# Engl Powerball vs Fireball



## sevenstringgod (Nov 24, 2009)

Hey guys, here's the deal, I play stuff from dream theater, liquid tension experiment and steve vai, joe satriani etc. to protest the hero, soilwork and melodic death metal and metalcore. Which would be more suited for my needs? I heard the fireball is a one trick pony. Thanks.


----------



## MF_Kitten (Nov 24, 2009)

the fireball is a raw monster that does "badass". it does other stuff as well, if you know how to coax it, but it's mostly "badass". you can get loooots of different types of "badass", but it's usually just that.

the powerball is more refined and polished, and less raw. it's more flexible, as it has more channels with different voicings, as well as many other interesting features. some say it's sterile and compressed, some say it's perfect for metal, some say it's an all-rounder. depends on how you treat it, i guess.

for the all-out metal, i would just get the fireball. it's easy and stripped down, and has a very raw and vicious sound.

if i wanted to do all the stuff you listed there, then i'd get the powerball. it does tons of different things within the metal/heavy rock spectrum of music.

so if you have the cash, then definitely get the powerball. if you can save up even more though, i hear the savage 100 is amazing, and a huge step up from the powerball. i haven't played this one though, so i can't speak for it myself.


----------



## sevenstringgod (Nov 25, 2009)

Thanks man, I'll probably go with the powerball, the savage 100 is really out of my possibilities. And I'm waiting for someone to sell his powerball while I save what I need to upgrade from de fb to the pb.


----------



## petereanima (Nov 25, 2009)

why do you limit yourself down to these 2, altough you obviously have nevery played one of them?

no offend, i'm just curious.


----------



## zimbloth (Nov 25, 2009)

I don't think the Powerball OR Fireball is ideal for the kind of tones you're going for personally. The Invader or Savage might be, but I'd maybe look at something else. I could see you liking anything from a Framus to a Peavey to a Fryette.

I find the Powerball to be insanely compressed, bright, and processed sounding. To be frank, I _hated _mine. I liked the Fireball a lot more.


----------



## Brord (Nov 25, 2009)

I have to agree with Petereanima en Zimbloth, I think there are heads out there that are better tailored to your needs. I'd also check out some peavey's, vht's, mesa's, .... 

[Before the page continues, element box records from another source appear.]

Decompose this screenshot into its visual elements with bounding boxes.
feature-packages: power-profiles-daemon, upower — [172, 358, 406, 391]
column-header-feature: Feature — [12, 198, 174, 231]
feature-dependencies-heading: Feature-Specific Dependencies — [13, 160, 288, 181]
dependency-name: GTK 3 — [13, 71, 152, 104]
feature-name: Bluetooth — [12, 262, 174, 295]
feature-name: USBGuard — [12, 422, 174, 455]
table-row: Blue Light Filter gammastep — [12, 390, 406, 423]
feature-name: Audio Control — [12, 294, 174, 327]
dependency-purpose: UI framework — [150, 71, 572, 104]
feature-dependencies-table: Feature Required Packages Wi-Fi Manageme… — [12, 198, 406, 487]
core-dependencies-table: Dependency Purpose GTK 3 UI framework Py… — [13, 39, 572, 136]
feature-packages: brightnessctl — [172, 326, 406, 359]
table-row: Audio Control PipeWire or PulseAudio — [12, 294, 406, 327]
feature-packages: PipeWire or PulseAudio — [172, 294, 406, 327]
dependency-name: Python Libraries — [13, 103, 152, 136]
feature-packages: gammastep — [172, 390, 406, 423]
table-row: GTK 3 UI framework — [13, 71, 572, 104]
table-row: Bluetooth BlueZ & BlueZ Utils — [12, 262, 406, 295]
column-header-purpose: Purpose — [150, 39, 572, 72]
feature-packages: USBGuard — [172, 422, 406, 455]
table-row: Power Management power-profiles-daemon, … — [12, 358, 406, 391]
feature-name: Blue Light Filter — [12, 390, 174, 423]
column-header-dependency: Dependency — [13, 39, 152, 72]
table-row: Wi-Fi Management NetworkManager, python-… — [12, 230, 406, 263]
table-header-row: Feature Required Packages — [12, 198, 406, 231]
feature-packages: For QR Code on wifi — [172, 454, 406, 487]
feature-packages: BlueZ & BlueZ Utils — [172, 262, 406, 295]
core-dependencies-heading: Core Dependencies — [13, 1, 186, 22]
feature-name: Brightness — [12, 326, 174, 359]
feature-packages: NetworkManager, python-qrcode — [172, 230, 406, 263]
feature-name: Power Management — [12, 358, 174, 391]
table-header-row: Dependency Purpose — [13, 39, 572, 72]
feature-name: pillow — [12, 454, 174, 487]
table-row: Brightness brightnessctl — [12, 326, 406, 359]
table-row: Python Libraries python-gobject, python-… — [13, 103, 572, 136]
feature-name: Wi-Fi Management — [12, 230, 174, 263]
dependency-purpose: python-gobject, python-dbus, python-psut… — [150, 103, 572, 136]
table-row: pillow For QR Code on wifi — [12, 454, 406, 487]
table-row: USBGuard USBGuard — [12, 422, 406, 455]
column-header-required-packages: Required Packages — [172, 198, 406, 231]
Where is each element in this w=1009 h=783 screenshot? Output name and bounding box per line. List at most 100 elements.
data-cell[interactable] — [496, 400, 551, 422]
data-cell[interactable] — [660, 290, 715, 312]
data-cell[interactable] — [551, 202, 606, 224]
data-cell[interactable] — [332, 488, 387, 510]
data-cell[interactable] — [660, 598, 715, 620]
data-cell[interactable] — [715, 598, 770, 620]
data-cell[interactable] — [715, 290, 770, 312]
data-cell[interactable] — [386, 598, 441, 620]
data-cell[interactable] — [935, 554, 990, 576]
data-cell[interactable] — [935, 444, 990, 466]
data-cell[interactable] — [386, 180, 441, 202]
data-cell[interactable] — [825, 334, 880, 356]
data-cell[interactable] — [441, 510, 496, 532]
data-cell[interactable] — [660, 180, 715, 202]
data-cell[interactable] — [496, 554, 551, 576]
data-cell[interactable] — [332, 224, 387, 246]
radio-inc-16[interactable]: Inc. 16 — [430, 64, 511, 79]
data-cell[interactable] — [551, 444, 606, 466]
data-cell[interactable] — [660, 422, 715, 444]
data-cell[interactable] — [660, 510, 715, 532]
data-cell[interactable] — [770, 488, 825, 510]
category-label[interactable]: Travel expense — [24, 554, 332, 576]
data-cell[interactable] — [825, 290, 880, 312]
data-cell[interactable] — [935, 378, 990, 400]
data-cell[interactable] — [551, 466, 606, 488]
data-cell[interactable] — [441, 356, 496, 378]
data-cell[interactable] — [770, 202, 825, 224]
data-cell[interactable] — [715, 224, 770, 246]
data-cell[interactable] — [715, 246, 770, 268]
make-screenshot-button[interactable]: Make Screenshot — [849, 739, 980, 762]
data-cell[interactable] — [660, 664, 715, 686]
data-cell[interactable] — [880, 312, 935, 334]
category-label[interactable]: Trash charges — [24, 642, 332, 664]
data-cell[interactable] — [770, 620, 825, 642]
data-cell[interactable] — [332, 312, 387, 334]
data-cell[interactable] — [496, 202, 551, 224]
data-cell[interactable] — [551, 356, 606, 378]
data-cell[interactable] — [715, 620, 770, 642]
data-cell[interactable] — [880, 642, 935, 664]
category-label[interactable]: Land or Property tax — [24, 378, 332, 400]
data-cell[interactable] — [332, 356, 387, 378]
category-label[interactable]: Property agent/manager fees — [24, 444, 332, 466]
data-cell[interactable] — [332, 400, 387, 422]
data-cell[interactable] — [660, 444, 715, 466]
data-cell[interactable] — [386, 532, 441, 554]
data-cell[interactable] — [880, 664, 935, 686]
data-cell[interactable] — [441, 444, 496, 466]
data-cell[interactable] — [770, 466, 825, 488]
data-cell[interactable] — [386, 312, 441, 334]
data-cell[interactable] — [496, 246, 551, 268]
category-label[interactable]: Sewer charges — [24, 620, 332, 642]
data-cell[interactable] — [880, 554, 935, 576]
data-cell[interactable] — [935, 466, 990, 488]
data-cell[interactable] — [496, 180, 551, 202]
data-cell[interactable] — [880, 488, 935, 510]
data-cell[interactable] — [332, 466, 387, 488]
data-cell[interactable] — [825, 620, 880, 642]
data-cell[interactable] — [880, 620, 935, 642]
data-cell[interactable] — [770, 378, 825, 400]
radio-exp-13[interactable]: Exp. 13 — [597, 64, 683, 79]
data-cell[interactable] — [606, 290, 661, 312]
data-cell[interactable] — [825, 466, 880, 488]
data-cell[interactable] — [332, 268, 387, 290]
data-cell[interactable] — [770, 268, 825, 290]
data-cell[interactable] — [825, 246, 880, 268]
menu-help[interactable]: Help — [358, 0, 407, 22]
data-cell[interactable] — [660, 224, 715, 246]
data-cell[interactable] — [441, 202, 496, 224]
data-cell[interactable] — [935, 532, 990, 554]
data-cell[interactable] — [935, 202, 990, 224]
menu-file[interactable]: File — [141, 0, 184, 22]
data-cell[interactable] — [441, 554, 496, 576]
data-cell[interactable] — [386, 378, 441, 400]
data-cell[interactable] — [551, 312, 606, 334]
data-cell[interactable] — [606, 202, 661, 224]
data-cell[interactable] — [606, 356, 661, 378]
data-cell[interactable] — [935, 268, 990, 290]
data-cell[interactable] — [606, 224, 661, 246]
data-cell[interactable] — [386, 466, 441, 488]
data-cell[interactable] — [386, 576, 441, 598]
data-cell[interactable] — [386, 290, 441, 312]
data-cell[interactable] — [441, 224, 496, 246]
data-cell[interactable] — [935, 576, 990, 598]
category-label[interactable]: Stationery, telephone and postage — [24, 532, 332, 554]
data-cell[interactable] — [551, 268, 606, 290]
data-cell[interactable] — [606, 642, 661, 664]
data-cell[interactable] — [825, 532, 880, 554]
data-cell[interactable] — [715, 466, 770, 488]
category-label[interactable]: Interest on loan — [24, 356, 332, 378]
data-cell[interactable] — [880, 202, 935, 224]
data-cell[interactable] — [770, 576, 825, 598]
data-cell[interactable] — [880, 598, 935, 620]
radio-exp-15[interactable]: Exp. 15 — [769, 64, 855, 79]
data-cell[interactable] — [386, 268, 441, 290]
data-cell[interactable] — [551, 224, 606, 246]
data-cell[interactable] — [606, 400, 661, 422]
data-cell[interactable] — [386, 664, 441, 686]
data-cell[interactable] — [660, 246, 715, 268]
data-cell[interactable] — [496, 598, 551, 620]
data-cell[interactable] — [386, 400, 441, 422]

Because when I think about swedish style melodic death metal or about any kind of "core" a 5150 is the very first thing I think about, it does that sound VERY well. It also has a very nice lead sound (after all it is designed as a lead amp if I'm not mistaken), especially after a bias mod (which really is VERY easy) that will also make the clean channel a lot better.

When I had my powerball I had the very same experience as Zimbloth had, I was always fighting to get the tone I wanted and never really got there. It always sounded thin, overcompressed, to bright, didn't cut that well and funny enough I didn't think it was all that tight, certainly when I had to turn the amp up high (the powerball isn't that loud actually) it sounded pretty sloppy.
But on the other hand, for some the powerball delivers exactly what they're after. I would certainly give other amps a chance to and make a good comparison.


----------



## loktide (Nov 25, 2009)

out of the two, i prefer the fireball.

great rhythm tone, but kind of lacking for leads.

i'd recommend you looking at a 5150/6505 over any ENGL (except maybe the invader) though.


----------



## tuttermuts (Nov 25, 2009)

I owned a V1 powerball for quite a while, and if you plan on playing clean at some points, I'd suggest against it. The distortions work for some, but to me weren't all that, not that organic sounding.


----------



## Sang-Drax (Nov 25, 2009)

And then there's the new FB 100...


----------



## Speedy (Nov 25, 2009)

The F-ball and P-ball will prolly nail Death Metal tones great, but that is just about it. Don't nuy eather of those if you wan't to play Dream Theater.

You live in the states, so Mesas are cheap there. Buy a used Dual Rectifier, and an OD pedal. With that you should nail metalcore, deathmetal and prog like DT just fine! At least, better than with eather of these ENGL's.


----------



## sevenstringgod (Nov 25, 2009)

Thanks for the advice guys. What other amps on kind of the same budget would you reccomend for my needs? I really dig the vht deliverance but the thing is I read somewhere that it doesn't sound good at low volume.



petereanima said:


> why do you limit yourself down to these 2, altough you obviously have nevery played one of them?
> 
> no offend, i'm just curious.



None taken man, and I wasn't limiting to those 2, I was just leaning towards those because they sound good at low volumes, and that's my main concern. 
Cheers.


----------